Bollinger Bands are a channel indicator and you can see more about Bollinger Bands in our article What are Trading Channels?. Bollinger Bands are a set of price channels or envelopes around a simple moving average, plotted two standard deviations above and below the simple moving average.

The main two takeaways for your trading are:

• Bollinger Bands can indicate when a market is stretched in one direction; oversold in a bear trend, overbought in a bull trend.
• The Bollinger Band “squeeze” can indicate potential for an impending breakout. For more information visit What are Trading Channels?.

### Directional Movement Index (DMI)

The Directional Movement Index (DMI) was also created by Welles Wilder and is a trend indicator. The indicator has two lines, the positive directional movement line (+DI) and the negative directional movement line (-DI), which are derived comparing previous highs and lows.

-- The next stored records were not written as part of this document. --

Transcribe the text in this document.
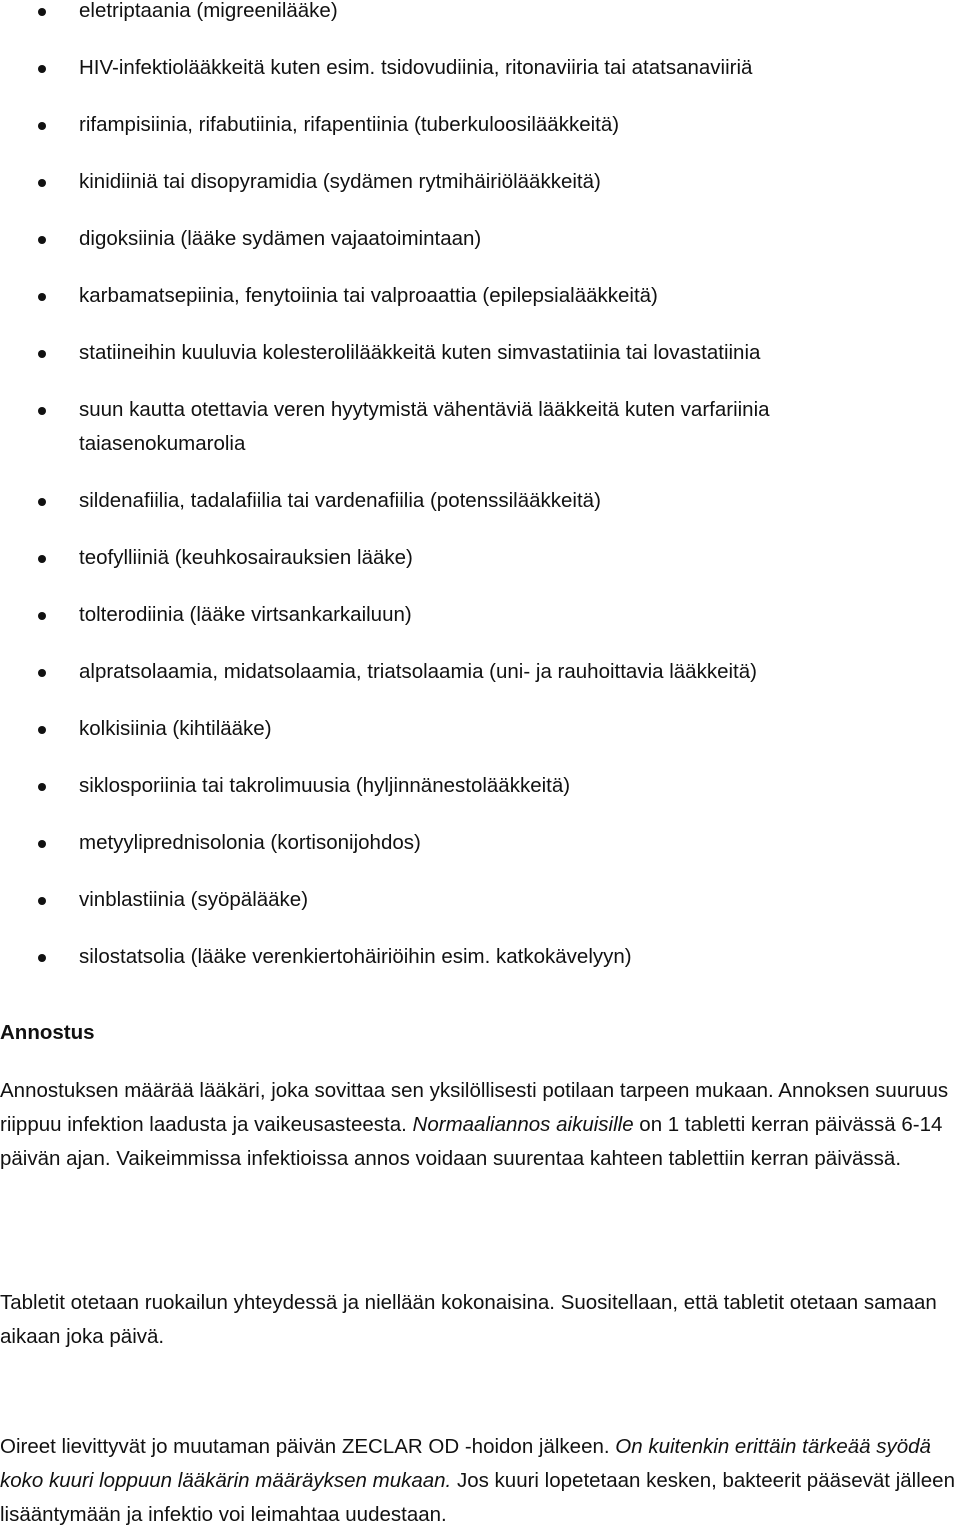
eletriptaania (migreenilääke)
HIV-infektiolääkkeitä kuten esim. tsidovudiinia, ritonaviiria tai atatsanaviiriä
rifampisiinia, rifabutiinia, rifapentiinia (tuberkuloosilääkkeitä)
kinidiiniä tai disopyramidia (sydämen rytmihäiriölääkkeitä)
digoksiinia (lääke sydämen vajaatoimintaan)
karbamatsepiinia, fenytoiinia tai valproaattia (epilepsialääkkeitä)
statiineihin kuuluvia kolesterolilääkkeitä kuten simvastatiinia tai lovastatiinia
suun kautta otettavia veren hyytymistä vähentäviä lääkkeitä kuten varfariinia taiasenokumarolia
sildenafiilia, tadalafiilia tai vardenafiilia (potenssilääkkeitä)
teofylliiniä (keuhkosairauksien lääke)
tolterodiinia (lääke virtsankarkailuun)
alpratsolaamia, midatsolaamia, triatsolaamia (uni- ja rauhoittavia lääkkeitä)
kolkisiinia (kihtilääke)
siklosporiinia tai takrolimuusia (hyljinnänestolääkkeitä)
metyyliprednisolonia (kortisonijohdos)
vinblastiinia (syöpälääke)
silostatsolia (lääke verenkiertohäiriöihin esim. katkokävelyyn)
Annostus
Annostuksen määrää lääkäri, joka sovittaa sen yksilöllisesti potilaan tarpeen mukaan. Annoksen suuruus riippuu infektion laadusta ja vaikeusasteesta. Normaaliannos aikuisille on 1 tabletti kerran päivässä 6-14 päivän ajan. Vaikeimmissa infektioissa annos voidaan suurentaa kahteen tablettiin kerran päivässä.
Tabletit otetaan ruokailun yhteydessä ja niellään kokonaisina. Suositellaan, että tabletit otetaan samaan aikaan joka päivä.
Oireet lievittyvät jo muutaman päivän ZECLAR OD -hoidon jälkeen. On kuitenkin erittäin tärkeää syödä koko kuuri loppuun lääkärin määräyksen mukaan. Jos kuuri lopetetaan kesken, bakteerit pääsevät jälleen lisääntymään ja infektio voi leimahtaa uudestaan.
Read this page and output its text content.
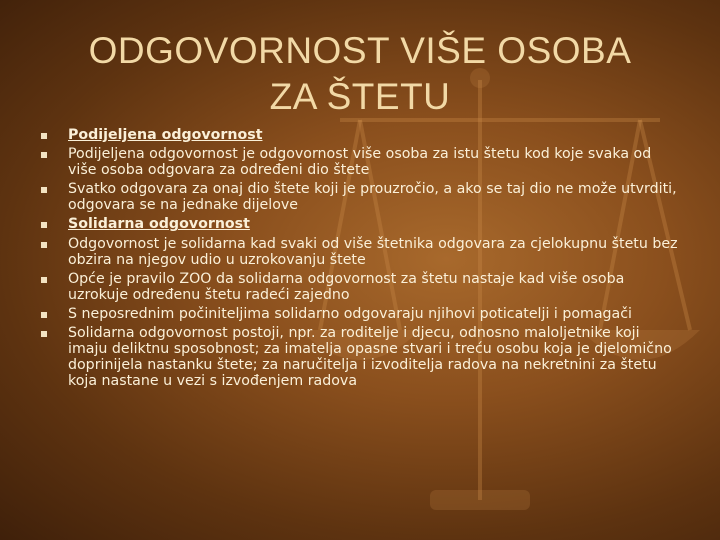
ODGOVORNOST VIŠE OSOBA
ZA ŠTETU
Podijeljena odgovornost
Podijeljena odgovornost je odgovornost više osoba za istu štetu kod koje svaka od više osoba odgovara za određeni dio štete
Svatko odgovara za onaj dio štete koji je prouzročio, a ako se taj dio ne može utvrditi, odgovara se na jednake dijelove
Solidarna odgovornost
Odgovornost je solidarna kad svaki od više štetnika odgovara za cjelokupnu štetu bez obzira na njegov udio u uzrokovanju štete
Opće je pravilo ZOO da solidarna odgovornost za štetu nastaje kad više osoba uzrokuje određenu štetu radeći zajedno
S neposrednim počiniteljima solidarno odgovaraju njihovi poticatelji i pomagači
Solidarna odgovornost postoji, npr. za roditelje i djecu, odnosno maloljetnike koji imaju deliktnu sposobnost; za imatelja opasne stvari i treću osobu koja je djelomično doprinijela nastanku štete; za naručitelja i izvoditelja radova na nekretnini za štetu koja nastane u vezi s izvođenjem radova
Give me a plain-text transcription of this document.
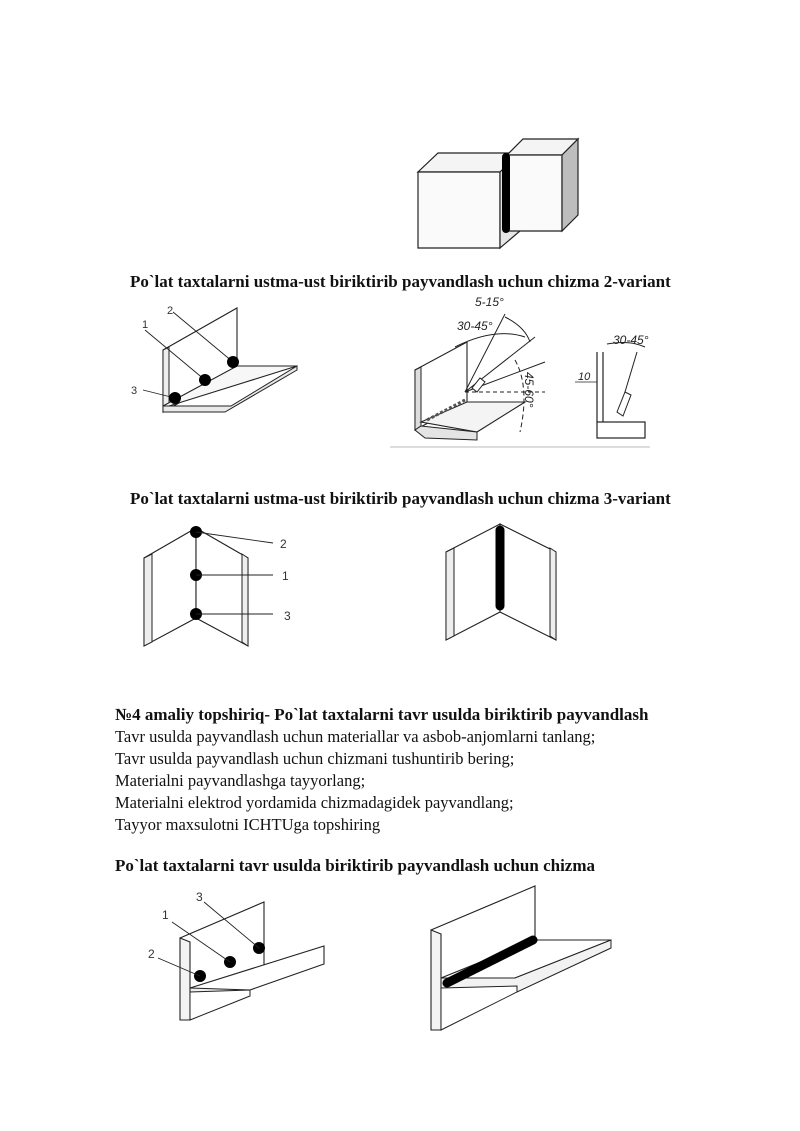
Po`lat taxtalarni ustma-ust biriktirib payvandlash uchun chizma 2-variant
1
2
3
5-15°
30-45°
45-60°
30-45°
10
Po`lat taxtalarni ustma-ust biriktirib payvandlash uchun chizma 3-variant
2
1
3
№4 amaliy topshiriq- Po`lat taxtalarni tavr usulda biriktirib payvandlash
Tavr usulda payvandlash uchun materiallar va asbob-anjomlarni tanlang;
Tavr usulda payvandlash uchun chizmani tushuntirib bering;
Materialni payvandlashga tayyorlang;
Materialni elektrod yordamida chizmadagidek payvandlang;
Tayyor maxsulotni ICHTUga topshiring
Po`lat taxtalarni tavr usulda biriktirib payvandlash uchun chizma
3
1
2
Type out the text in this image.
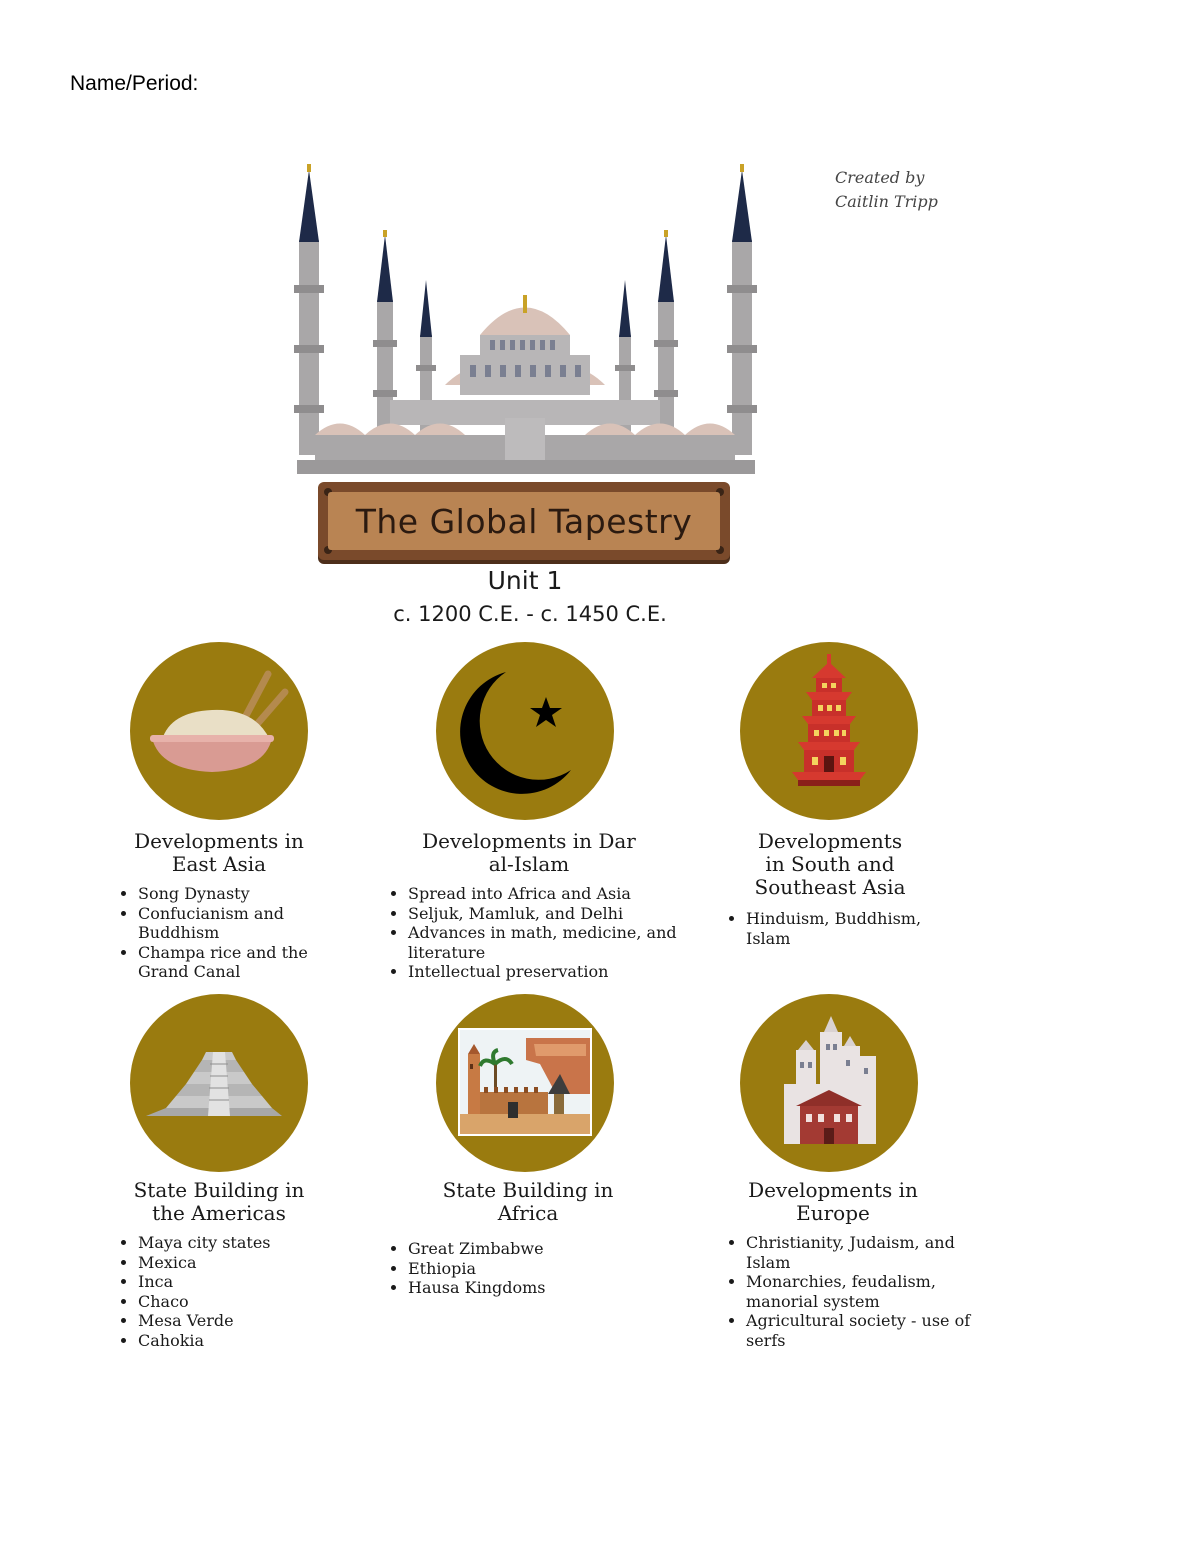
Name/Period:
Created by
Caitlin Tripp
The Global Tapestry
Unit 1
c. 1200 C.E. - c. 1450 C.E.
Developments in
East Asia
• Song Dynasty
• Confucianism and Buddhism
• Champa rice and the Grand Canal
Developments in Dar
al-Islam
• Spread into Africa and Asia
• Seljuk, Mamluk, and Delhi
• Advances in math, medicine, and literature
• Intellectual preservation
Developments
in South and
Southeast Asia
• Hinduism, Buddhism, Islam
State Building in
the Americas
• Maya city states
• Mexica
• Inca
• Chaco
• Mesa Verde
• Cahokia
State Building in
Africa
• Great Zimbabwe
• Ethiopia
• Hausa Kingdoms
Developments in
Europe
• Christianity, Judaism, and Islam
• Monarchies, feudalism, manorial system
• Agricultural society - use of serfs
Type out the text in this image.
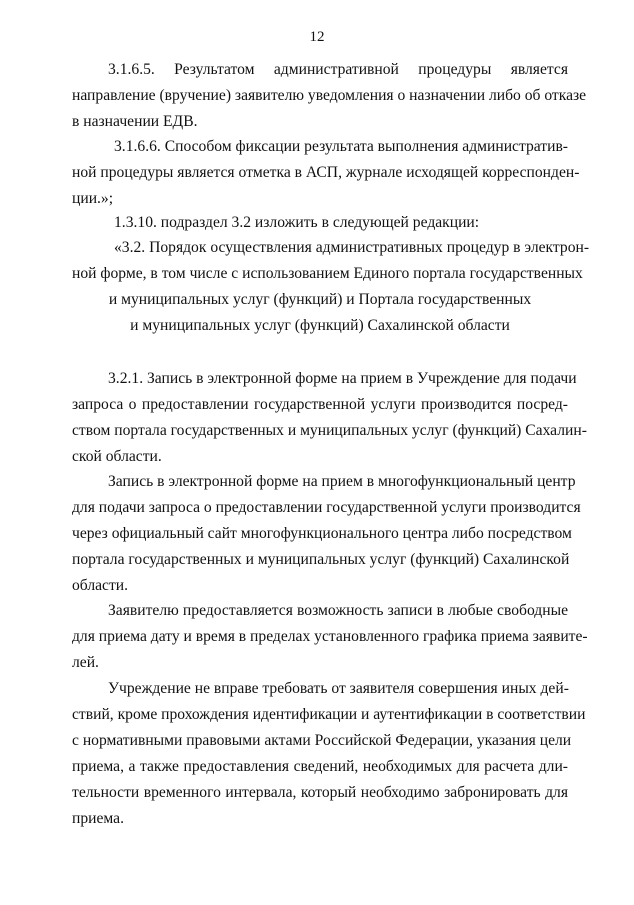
12
3.1.6.5. Результатом административной процедуры является
направление (вручение) заявителю уведомления о назначении либо об отказе
в назначении ЕДВ.
3.1.6.6. Способом фиксации результата выполнения административ-
ной процедуры является отметка в АСП, журнале исходящей корреспонден-
ции.»;
1.3.10. подраздел 3.2 изложить в следующей редакции:
«3.2. Порядок осуществления административных процедур в электрон-
ной форме, в том числе с использованием Единого портала государственных
и муниципальных услуг (функций) и Портала государственных
и муниципальных услуг (функций) Сахалинской области
3.2.1. Запись в электронной форме на прием в Учреждение для подачи
запроса о предоставлении государственной услуги производится посред-
ством портала государственных и муниципальных услуг (функций) Сахалин-
ской области.
Запись в электронной форме на прием в многофункциональный центр
для подачи запроса о предоставлении государственной услуги производится
через официальный сайт многофункционального центра либо посредством
портала государственных и муниципальных услуг (функций) Сахалинской
области.
Заявителю предоставляется возможность записи в любые свободные
для приема дату и время в пределах установленного графика приема заявите-
лей.
Учреждение не вправе требовать от заявителя совершения иных дей-
ствий, кроме прохождения идентификации и аутентификации в соответствии
с нормативными правовыми актами Российской Федерации, указания цели
приема, а также предоставления сведений, необходимых для расчета дли-
тельности временного интервала, который необходимо забронировать для
приема.
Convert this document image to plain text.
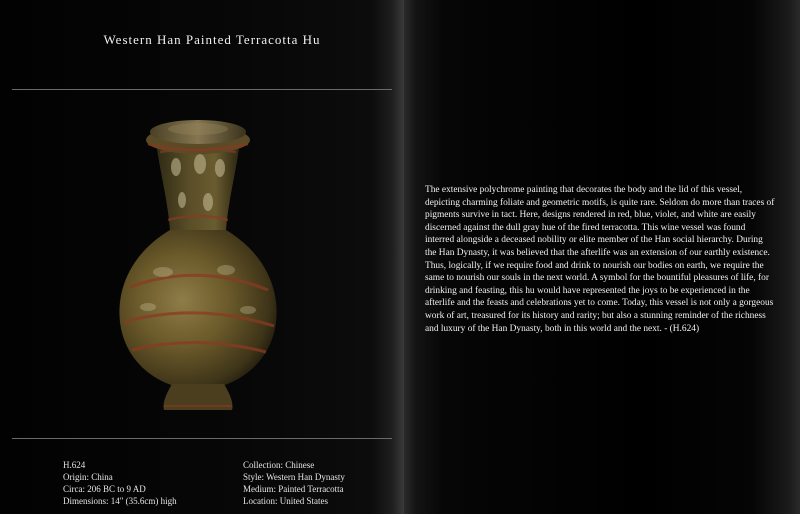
Western Han Painted Terracotta Hu
H.624
Origin: China
Circa: 206 BC to 9 AD
Dimensions: 14" (35.6cm) high
Collection: Chinese
Style: Western Han Dynasty
Medium: Painted Terracotta
Location: United States
The extensive polychrome painting that decorates the body and the lid of this vessel, depicting charming foliate and geometric motifs, is quite rare. Seldom do more than traces of pigments survive in tact. Here, designs rendered in red, blue, violet, and white are easily discerned against the dull gray hue of the fired terracotta. This wine vessel was found interred alongside a deceased nobility or elite member of the Han social hierarchy. During the Han Dynasty, it was believed that the afterlife was an extension of our earthly existence. Thus, logically, if we require food and drink to nourish our bodies on earth, we require the same to nourish our souls in the next world. A symbol for the bountiful pleasures of life, for drinking and feasting, this hu would have represented the joys to be experienced in the afterlife and the feasts and celebrations yet to come. Today, this vessel is not only a gorgeous work of art, treasured for its history and rarity; but also a stunning reminder of the richness and luxury of the Han Dynasty, both in this world and the next. - (H.624)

When +DI is above -DI the market is showing a more positive trend and when +DI is below the -DI the market is showing a more negative trend.  The wider the apart are +DI and -DI, the strong er the trend. When these two lines crossover, therefore, it can be a signal that trend is shifting direction.

### Parabolic SAR (Stop and Reverse)

The Parabolic SAR or just SAR (where SAR stands for Stop and Reverse) is a trend indicator and is mainly used to signal when a trend ends. The SAR is shown on the charts as a series of dots above or below the current market price.

When the dots are below the current price the signal is for an up trend and when the dots are above the current price it signals a down trend. So, this tool is clearly best used when a market is trending.

The best use of the tool is probably to exit trades, when the dots move from one side of the current price to the other, signalling that the trend may be over.

### Stochastics

The Stochastic is a momentum indicator that can also be used to signal the potential end to market direction, but rather than best used in a trending phase, the Stochastic is best suited to when a market is in a non-trend, or range.

Stochastic key takeaways

• It is plotted as two lines below the chart on a scale of 0-100.
• It is primarily a measure of how stretched a market is when in a range environment.
• Above 80 would signal that the market is overbought and below 20 oversold.
• If the two lines crossover above 80 it gives a sell signal and if they crossover below 20 a buy signal is given.

### Pivot Points

Pivot Points can be viewed as a trend indicator and we have covered these in depth in our article What Is Support & Resistance In Trading?.

### Average True Range (ATR)

The Average True Range is a volatility indicator (shortened to ATR) and again was developed by Welles Wilder. Usually it is a calculated from the 14-day moving average of the True Range, which is the greatest of:

• Current High less the current Low
• Current High less the previous Close (absolute value)
• Current Low less the previous Close (absolute value)

It is best used to reflect when markets are becoming more volatile, a higher or rising ATR would signal a market that is seeing increased volatility. This may cause you to adjust your trading strategy accordingly.

It can also be useful by swing, position and day traders for setting realistic price targets for trades.

### Commodity Channel Index (CCI)

The Commodity Channel Index (or CCI) is another momentum indicator that best helps in identifying when a market is overstretched (overbought or oversold). In addition, the CCI can also be used to indicate trend force and direction. In simple terms it is a calculation of how much the current price is deviating from the average price over a time frame (with 20 periods most commonly used).

As the indicator has no upper or lower boundaries, overstretched conditions have to be viewed in a historical context. This means looking back at previous indicator readings to get a feel of when price reversed direction.

If the CCI moves from zero to above +100 this can be seen as a up trend forming and from zero to below -100 is viewed as a down trend forming.